We went back to Mount Emu today. Kevin's flat tire was the only vehicle problem I heard about today. The wind was very light and some cummies were forming. Since I did so poorly yesterday, I was way back in the launch order. I wanted to get into the air early so I signed up for the alternate pre-launch. I was the 6th pilot to launch. (Dean was 4th).

I wasn't sure that launch early was a good idea at first. The several pilots in front of me had marginal launches and were just barely hanging on slightly below launch level. By the time I launched several pilots were slightly above launch so I decided to go. I had a good no wind launch and managed to climb to cloudbase right over launch. (I saw one blown launch as I circle overhead).

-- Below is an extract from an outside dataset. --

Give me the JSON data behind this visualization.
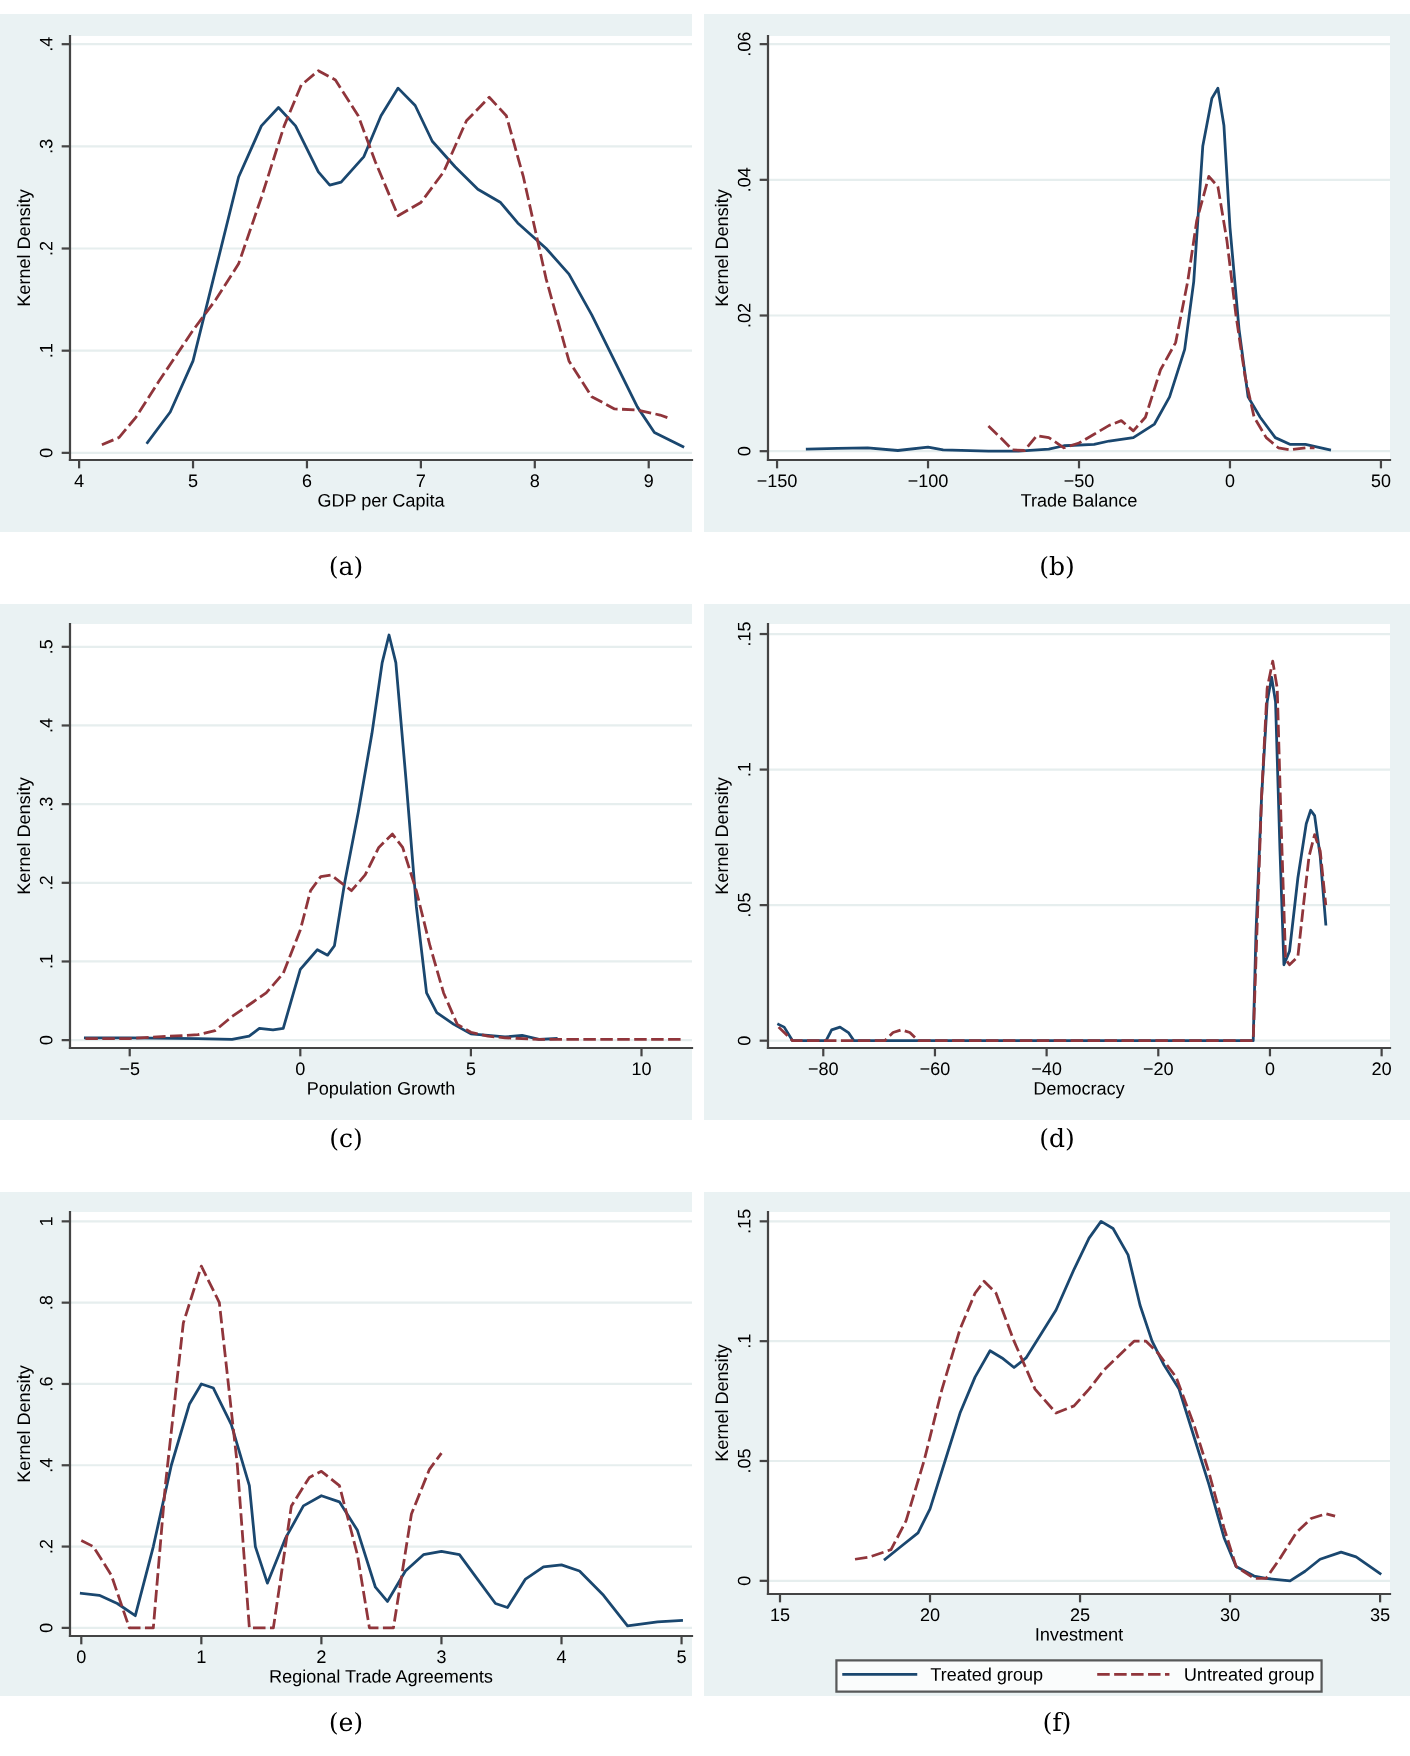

Since I was so early and climbed out so quickly I had the sky to myself. I flew from cloud to cloud down the ridge to the start gate and arrived about 50 minutes early. Since I was at cloudbase by myself with nothing to do for almost an hour I did some wangs and "almost loops" to keep myself entertained. (I didn't do any full loops since the air had some mild texture). Playtime ended when the rest of the field started showing up. I was soon playing hide-n-seek with the other gliders at the edges of the clouds as we all waited for the start gate to open. Someone was flying around with their feet on the basebar, others were doing loops and wangs, while others explored the "white room". Since the start gates were 30 minutes apart, almost everyone took the first start.

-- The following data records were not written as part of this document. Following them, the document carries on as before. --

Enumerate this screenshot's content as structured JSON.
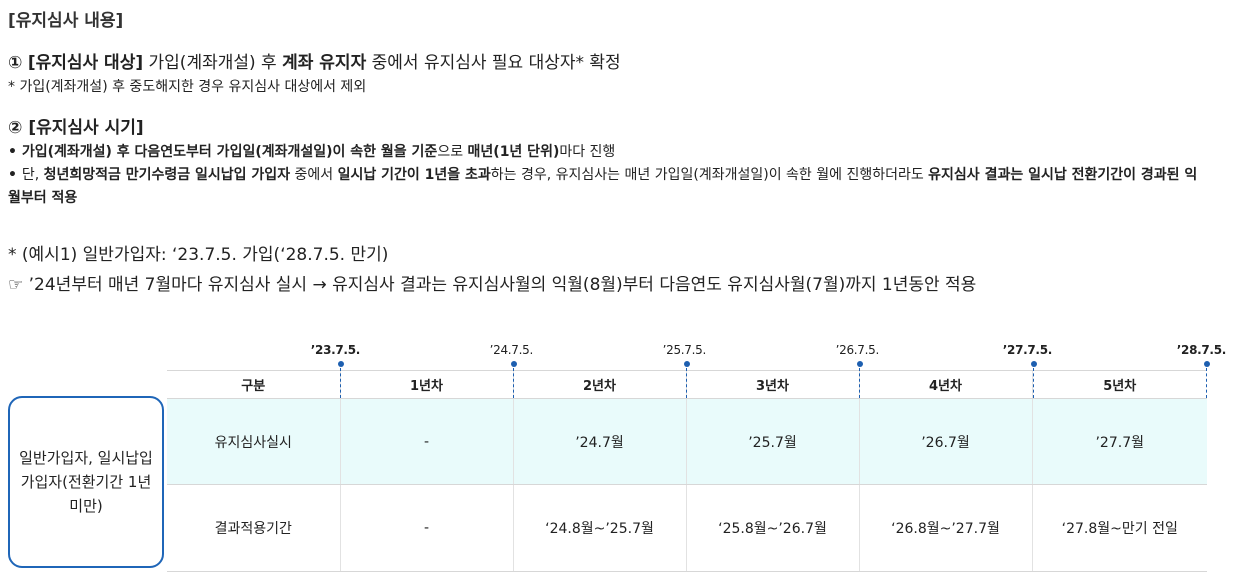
{
  "section_title": "[유지심사 내용]",
  "item1": {
    "num": "①",
    "bracket_label": "[유지심사 대상]",
    "t1": " 가입(계좌개설) 후 ",
    "b1": "계좌 유지자",
    "t2": " 중에서 유지심사 필요 대상자* 확정",
    "note": "* 가입(계좌개설) 후 중도해지한 경우 유지심사 대상에서 제외"
  },
  "item2": {
    "num": "②",
    "bracket_label": "[유지심사 시기]",
    "bullet1": {
      "dot": "• ",
      "b1": "가입(계좌개설) 후 다음연도부터 가입일(계좌개설일)이 속한 월을 기준",
      "t1": "으로 ",
      "b2": "매년(1년 단위)",
      "t2": "마다 진행"
    },
    "bullet2": {
      "dot": "• ",
      "t1": "단, ",
      "b1": "청년희망적금 만기수령금 일시납입 가입자",
      "t2": " 중에서 ",
      "b2": "일시납 기간이 1년을 초과",
      "t3": "하는 경우, 유지심사는 매년 가입일(계좌개설일)이 속한 월에 진행하더라도 ",
      "b3": "유지심사 결과는 일시납 전환기간이 경과된 익월부터 적용"
    }
  },
  "example": {
    "line1": "* (예시1) 일반가입자: ‘23.7.5. 가입(‘28.7.5. 만기)",
    "line2": "☞ ’24년부터 매년 7월마다 유지심사 실시 → 유지심사 결과는 유지심사월의 익월(8월)부터 다음연도 유지심사월(7월)까지 1년동안 적용"
  },
  "timeline": {
    "dates": [
      "’23.7.5.",
      "’24.7.5.",
      "’25.7.5.",
      "’26.7.5.",
      "’27.7.5.",
      "’28.7.5."
    ]
  },
  "table": {
    "headers": [
      "구분",
      "1년차",
      "2년차",
      "3년차",
      "4년차",
      "5년차"
    ],
    "rows": [
      [
        "유지심사실시",
        "-",
        "’24.7월",
        "’25.7월",
        "’26.7월",
        "’27.7월"
      ],
      [
        "결과적용기간",
        "-",
        "‘24.8월~’25.7월",
        "‘25.8월~’26.7월",
        "‘26.8월~’27.7월",
        "‘27.8월~만기 전일"
      ]
    ]
  },
  "group_label": "일반가입자, 일시납입 가입자(전환기간 1년 미만)",
  "colors": {
    "accent_blue": "#1f66b8",
    "row_highlight": "#e9fbfb"
  }
}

The first turnpoint was on the other side of the mountain valley near a gap in the mountain chain. I was with the lead gaggle until I took a bad line near the first turnpoint and then missed a good climb a few moments later. I almost followed a gaggle across the gap until I noticed they were falling like bricks from an airplane. I stayed on the other side of the valley even though it was further off course line. I was rewarded with a better glide and climb before crossing the next parallel large valley. I could have written this note on that glide; it was long and smooth. I was low by the time I reached the other side but found some strong but broken lift that slowly got me back up.

I had to wait until some late arriving pilots left that thermal so I could "water the countryside". (I should have taken care of business before launching!) Once back on track I made a long glide to the next turnpoint that was behind Mount Buffalo. After snagging the turnpoint I dove at a huge rock wall. I knew there should be something there and it was. The glide towards the wall was sucking my glider in every direction until I hit a rowdy screamer to cloudbase at 900fpm. I eeked my way slowly towards the 3rd turnpoint. From there I cruised into the goal from 22k out at 55 - 60 mph along the ridge top.

The scenery on this task was just simply awesome. I wished I had a video running during the flight. Every XC hang gliding pilot deserves a trip like the one we had today. Simply too cool to describe.